|MEDTRONIC PLC filed this Form 11-K on 10/26/2017|
Synthetic investment contracts generally impose conditions on both the Plan and the issuer. If an event of default occurs and is not cured, the non-defaulting party may terminate the contract. The following may cause the Plan to be in default: a breach of material obligation under the contract; a material misrepresentation; or a material amendment to the Plan agreement. The issuer may be in default if it breaches a material obligation under the investment contract; makes a material misrepresentation; has a decline in its long term credit rating below a threshold set forth in the contract; is acquired or reorganized and the successor issuer does not satisfy the investment or credit guidelines applicable to issuers. If, in the event of default of an issuer, the Plan was unable to obtain a replacement investment contract, withdrawing plans may experience losses if the value of the Plan’s assets no longer covered by the contract are below contract value. The Plan may seek to add additional issuers over time to diversify the Plan’s exposure to such risk, but there is no assurance the Plan may be able to do so. The combination of the default of an issuer and an inability to obtain a replacement agreement could render the Plan unable to achieve its objective of maintaining a stable contract value.
Contract termination occurs whenever the contract value or market value of the covered investments reaches zero or upon certain events of default. If the contract terminates due to issuer default (other than a default occurring because of a decline in its rating), the issuer will generally be required to pay to the Plan the excess, if any, of contract value over market value on the date of termination. If a synthetic GIC terminates due to a decline in the ratings of the issuer, the issuer may be required to pay to the Plan the cost of acquiring a replacement contract (i.e. replacement cost) within the meaning of the contract. If the contract terminates when the market value equals zero, the issuer will pay the excess of contract value over market value to the Plan to the extent necessary for the Plan to satisfy outstanding contract value withdrawal requests. Contract termination also may occur by either party upon election and notice.

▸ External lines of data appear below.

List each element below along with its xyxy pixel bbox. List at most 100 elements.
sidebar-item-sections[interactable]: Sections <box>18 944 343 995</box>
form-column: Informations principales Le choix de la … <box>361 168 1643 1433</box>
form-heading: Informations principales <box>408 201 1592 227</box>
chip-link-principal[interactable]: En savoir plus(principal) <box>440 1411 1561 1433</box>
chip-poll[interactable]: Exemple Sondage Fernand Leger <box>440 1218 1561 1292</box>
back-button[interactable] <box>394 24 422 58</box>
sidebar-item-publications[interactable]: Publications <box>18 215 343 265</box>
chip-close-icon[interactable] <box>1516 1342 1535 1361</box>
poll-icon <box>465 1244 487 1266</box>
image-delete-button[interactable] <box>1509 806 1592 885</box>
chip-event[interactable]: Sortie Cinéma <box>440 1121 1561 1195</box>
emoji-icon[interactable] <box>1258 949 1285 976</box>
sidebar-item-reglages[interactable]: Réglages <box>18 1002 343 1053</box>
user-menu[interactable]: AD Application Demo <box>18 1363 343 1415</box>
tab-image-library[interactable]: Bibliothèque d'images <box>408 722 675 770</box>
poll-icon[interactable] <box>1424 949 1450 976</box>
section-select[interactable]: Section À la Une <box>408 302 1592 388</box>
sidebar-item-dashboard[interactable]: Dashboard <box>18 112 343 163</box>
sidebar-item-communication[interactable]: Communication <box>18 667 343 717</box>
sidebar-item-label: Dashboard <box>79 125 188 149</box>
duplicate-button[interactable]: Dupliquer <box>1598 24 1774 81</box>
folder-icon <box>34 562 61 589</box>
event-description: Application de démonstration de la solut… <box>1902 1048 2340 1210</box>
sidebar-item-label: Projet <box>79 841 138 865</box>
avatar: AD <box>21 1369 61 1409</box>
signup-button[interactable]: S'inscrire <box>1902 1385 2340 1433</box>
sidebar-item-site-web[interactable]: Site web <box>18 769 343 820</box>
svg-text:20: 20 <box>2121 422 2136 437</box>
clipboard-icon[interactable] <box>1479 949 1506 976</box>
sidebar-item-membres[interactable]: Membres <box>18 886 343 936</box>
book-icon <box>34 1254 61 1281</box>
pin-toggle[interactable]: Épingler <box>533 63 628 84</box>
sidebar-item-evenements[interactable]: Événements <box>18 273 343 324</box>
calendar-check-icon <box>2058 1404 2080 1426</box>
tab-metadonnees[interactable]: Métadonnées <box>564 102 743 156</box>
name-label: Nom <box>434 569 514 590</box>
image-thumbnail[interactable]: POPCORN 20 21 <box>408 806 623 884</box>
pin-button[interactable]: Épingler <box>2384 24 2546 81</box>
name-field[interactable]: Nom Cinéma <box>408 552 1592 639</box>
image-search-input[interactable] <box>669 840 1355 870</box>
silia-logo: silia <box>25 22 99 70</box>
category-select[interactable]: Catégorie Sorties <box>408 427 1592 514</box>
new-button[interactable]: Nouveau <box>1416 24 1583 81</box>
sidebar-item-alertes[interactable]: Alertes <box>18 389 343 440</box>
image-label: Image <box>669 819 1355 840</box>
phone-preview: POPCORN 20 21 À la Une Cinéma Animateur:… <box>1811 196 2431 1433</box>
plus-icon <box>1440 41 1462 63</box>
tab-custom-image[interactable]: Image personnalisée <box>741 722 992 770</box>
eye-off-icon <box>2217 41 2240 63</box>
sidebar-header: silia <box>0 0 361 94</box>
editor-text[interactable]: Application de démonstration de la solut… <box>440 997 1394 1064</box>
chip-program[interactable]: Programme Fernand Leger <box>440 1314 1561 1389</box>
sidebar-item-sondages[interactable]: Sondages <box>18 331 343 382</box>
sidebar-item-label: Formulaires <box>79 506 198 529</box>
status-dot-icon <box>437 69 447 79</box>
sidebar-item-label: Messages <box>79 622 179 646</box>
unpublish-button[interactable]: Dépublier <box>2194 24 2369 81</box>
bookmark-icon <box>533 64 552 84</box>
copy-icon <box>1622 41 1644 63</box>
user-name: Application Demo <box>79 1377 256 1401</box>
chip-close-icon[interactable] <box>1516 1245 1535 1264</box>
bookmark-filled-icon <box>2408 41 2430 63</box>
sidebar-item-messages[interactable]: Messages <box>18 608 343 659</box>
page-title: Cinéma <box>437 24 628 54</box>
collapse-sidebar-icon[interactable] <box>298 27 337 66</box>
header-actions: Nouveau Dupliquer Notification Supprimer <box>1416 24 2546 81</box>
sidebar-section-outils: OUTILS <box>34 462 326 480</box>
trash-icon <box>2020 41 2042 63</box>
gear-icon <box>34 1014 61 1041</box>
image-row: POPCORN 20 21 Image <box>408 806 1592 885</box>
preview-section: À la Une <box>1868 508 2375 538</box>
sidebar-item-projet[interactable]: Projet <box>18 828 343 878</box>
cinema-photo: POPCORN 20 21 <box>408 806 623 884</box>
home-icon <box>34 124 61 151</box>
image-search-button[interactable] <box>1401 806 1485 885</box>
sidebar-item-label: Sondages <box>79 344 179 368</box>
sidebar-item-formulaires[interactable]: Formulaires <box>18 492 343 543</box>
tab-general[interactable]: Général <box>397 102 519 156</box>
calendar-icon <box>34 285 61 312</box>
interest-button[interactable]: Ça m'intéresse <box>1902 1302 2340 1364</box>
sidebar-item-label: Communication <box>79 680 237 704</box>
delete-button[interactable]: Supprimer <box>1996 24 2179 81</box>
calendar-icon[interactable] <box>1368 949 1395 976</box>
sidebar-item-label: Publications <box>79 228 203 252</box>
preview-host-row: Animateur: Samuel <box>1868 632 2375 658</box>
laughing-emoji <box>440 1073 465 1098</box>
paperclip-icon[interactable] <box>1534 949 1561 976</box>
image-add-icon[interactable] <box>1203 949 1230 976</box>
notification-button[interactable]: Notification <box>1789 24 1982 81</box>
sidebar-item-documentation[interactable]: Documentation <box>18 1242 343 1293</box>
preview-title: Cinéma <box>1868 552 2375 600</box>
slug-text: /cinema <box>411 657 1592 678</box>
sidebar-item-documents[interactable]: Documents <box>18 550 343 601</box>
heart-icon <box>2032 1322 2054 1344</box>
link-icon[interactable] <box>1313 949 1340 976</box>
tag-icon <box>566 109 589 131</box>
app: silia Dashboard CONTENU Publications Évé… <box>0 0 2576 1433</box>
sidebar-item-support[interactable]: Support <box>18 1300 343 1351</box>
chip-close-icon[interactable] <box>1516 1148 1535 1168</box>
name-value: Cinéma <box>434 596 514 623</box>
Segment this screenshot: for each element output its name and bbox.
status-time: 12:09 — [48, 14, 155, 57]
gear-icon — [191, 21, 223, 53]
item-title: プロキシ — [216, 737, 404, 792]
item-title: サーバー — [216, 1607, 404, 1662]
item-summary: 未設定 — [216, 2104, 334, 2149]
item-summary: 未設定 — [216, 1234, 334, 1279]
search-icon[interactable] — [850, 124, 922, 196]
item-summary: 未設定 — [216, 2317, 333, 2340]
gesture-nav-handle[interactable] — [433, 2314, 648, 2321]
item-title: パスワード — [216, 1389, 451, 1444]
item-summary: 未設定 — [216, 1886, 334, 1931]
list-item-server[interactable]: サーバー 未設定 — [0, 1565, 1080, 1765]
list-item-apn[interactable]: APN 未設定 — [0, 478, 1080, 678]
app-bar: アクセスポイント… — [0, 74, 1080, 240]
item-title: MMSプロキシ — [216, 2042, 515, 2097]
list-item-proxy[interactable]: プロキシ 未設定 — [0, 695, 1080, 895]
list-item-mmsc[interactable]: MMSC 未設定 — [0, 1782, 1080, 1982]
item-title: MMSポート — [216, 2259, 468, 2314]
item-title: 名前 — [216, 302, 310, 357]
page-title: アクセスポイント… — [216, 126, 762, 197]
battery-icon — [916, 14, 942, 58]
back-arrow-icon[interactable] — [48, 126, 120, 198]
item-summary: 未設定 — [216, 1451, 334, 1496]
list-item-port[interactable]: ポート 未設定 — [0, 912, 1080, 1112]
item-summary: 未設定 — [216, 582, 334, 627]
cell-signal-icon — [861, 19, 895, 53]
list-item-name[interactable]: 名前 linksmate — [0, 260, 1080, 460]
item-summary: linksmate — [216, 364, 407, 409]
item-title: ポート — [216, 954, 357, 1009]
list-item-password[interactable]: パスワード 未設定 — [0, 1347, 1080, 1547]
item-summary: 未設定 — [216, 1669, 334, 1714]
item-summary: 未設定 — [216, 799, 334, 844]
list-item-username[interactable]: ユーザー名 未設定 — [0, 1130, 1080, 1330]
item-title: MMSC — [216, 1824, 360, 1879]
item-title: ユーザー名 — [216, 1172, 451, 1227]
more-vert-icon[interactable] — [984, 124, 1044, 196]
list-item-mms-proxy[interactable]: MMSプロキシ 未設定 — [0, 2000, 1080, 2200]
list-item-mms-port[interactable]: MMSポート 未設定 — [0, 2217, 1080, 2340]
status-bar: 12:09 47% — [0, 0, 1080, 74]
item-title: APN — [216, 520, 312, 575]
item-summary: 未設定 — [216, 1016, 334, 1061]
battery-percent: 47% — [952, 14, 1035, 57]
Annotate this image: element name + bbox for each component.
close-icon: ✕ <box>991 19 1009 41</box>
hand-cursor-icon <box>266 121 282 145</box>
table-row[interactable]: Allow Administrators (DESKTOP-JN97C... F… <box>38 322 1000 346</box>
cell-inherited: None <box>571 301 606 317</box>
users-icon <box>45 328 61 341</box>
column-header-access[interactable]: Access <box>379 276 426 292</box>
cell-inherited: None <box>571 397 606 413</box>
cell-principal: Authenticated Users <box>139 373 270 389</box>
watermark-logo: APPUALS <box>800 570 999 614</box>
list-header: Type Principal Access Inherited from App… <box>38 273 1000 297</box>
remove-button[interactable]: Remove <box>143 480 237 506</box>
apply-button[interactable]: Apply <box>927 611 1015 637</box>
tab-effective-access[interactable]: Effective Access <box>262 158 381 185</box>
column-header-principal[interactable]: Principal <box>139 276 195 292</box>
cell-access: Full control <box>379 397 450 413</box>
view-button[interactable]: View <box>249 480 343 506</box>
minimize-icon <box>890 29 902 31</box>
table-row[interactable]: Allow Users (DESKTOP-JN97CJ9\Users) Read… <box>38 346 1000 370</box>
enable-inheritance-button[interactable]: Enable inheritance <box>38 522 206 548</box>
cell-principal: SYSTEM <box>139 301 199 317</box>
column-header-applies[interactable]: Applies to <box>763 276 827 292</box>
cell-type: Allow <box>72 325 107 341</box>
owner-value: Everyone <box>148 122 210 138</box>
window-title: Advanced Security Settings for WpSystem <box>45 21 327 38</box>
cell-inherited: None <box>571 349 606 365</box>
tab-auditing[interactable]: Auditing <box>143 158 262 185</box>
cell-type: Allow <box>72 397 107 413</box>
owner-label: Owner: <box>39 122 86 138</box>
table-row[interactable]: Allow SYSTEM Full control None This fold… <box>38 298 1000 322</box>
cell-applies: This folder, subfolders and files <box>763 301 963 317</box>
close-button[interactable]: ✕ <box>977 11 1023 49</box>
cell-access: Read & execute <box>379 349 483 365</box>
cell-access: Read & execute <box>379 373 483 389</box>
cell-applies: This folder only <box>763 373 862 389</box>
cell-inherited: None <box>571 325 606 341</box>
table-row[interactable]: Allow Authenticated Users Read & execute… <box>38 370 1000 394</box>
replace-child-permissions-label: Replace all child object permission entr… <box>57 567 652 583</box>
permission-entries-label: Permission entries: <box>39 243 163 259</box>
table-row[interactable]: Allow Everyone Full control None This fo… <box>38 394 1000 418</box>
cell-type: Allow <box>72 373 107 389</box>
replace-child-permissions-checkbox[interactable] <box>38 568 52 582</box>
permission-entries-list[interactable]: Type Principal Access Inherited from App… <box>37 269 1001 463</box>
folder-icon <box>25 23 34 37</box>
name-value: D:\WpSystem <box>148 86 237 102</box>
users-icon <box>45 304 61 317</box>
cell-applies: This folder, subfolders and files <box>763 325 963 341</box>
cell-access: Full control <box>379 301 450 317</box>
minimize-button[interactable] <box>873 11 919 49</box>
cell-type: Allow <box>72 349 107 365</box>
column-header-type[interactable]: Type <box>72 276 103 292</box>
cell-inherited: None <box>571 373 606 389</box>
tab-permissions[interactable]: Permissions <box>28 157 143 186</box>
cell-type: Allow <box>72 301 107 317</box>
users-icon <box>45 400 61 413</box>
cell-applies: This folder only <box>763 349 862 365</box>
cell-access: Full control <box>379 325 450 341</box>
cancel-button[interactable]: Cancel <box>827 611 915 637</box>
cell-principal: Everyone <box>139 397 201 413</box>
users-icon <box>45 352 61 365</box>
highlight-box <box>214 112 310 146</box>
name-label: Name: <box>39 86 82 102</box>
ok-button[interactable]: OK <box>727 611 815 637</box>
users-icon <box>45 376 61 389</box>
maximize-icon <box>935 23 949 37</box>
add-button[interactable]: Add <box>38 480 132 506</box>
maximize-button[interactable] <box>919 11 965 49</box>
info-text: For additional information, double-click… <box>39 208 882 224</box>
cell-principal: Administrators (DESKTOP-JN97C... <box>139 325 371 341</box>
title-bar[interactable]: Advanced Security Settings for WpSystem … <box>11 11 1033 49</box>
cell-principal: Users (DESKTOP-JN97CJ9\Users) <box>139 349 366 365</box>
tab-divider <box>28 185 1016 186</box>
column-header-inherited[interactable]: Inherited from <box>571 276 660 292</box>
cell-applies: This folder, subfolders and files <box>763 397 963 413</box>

Certain events limit the ability of the Plan to transact at contract value with the insurance company and the financial institution issuer. Such events include the following: (i) amendments to the Plan documents (including complete or partial plan termination or merger with another plan); (ii) changes to the Plan’s prohibition on competing investment options or deletion of equity wash provisions; (iii) bankruptcy of the Plan sponsor or other Plan sponsor events (e.g. divestitures or spin-offs of a subsidiary) which cause a significant withdrawal from the Plan, or (iv) the failure of the trust to qualify for exemption from federal income taxes or any required prohibited transaction exemption under ERISA. The Plan Administrator does not believe that the occurrence of any such value event, which would limit the Plan’s ability to transact at contract value with participants, is probable.
As traditional GICs and synthetic GICs are fully benefit-responsive, contract value is the relevant measurement attribute for that portion of the net assets available for benefits. Contract value represents contributions made under the contract, plus earnings, less participant withdrawals and administrative expenses. Participants may ordinarily direct the withdrawal or transfer of all or a portion of their investment at contract value.
On the Statements of Net Assets Available for Benefits, traditional GICs and synthetic GICs are measured at contract value, as discussed above. At April 30, 2017 and 2016, the Plan's fully benefit-responsive investments were included in the Master Trust.
Notes Receivable from Participants
Notes receivable from participants are measured at their unpaid principal balance plus any accrued but unpaid interest. Interest income is recorded on the accrual basis. \Participants with notes pay an origination fee from their respective Plan accounts. No allowance for credit losses was recorded at April 30, 2017 or 2016. If a participant ceases to make loan repayments and the Plan Administrator deems the participant loan to be in default, the participant loan balance is reduced and a benefit payment is recorded.
All Plan expenses are paid by the Master Trust and are reflected in the Plan’s interest in the Medtronic, Inc. Master Trust Fund income on the Statement of Changes in Net Assets Available for Benefits. Plan expenses may also be paid for by the Company and are excluded from these financial statements. Such expenses consist of trustee and account maintenance fees. Participants with notes pay an origination and annual loan fee for loan administration and maintenance from their respective Plan accounts. Investment related expenses are included in net appreciation in fair value of investments.
Payment of Benefits
Benefit payments are recorded upon distribution.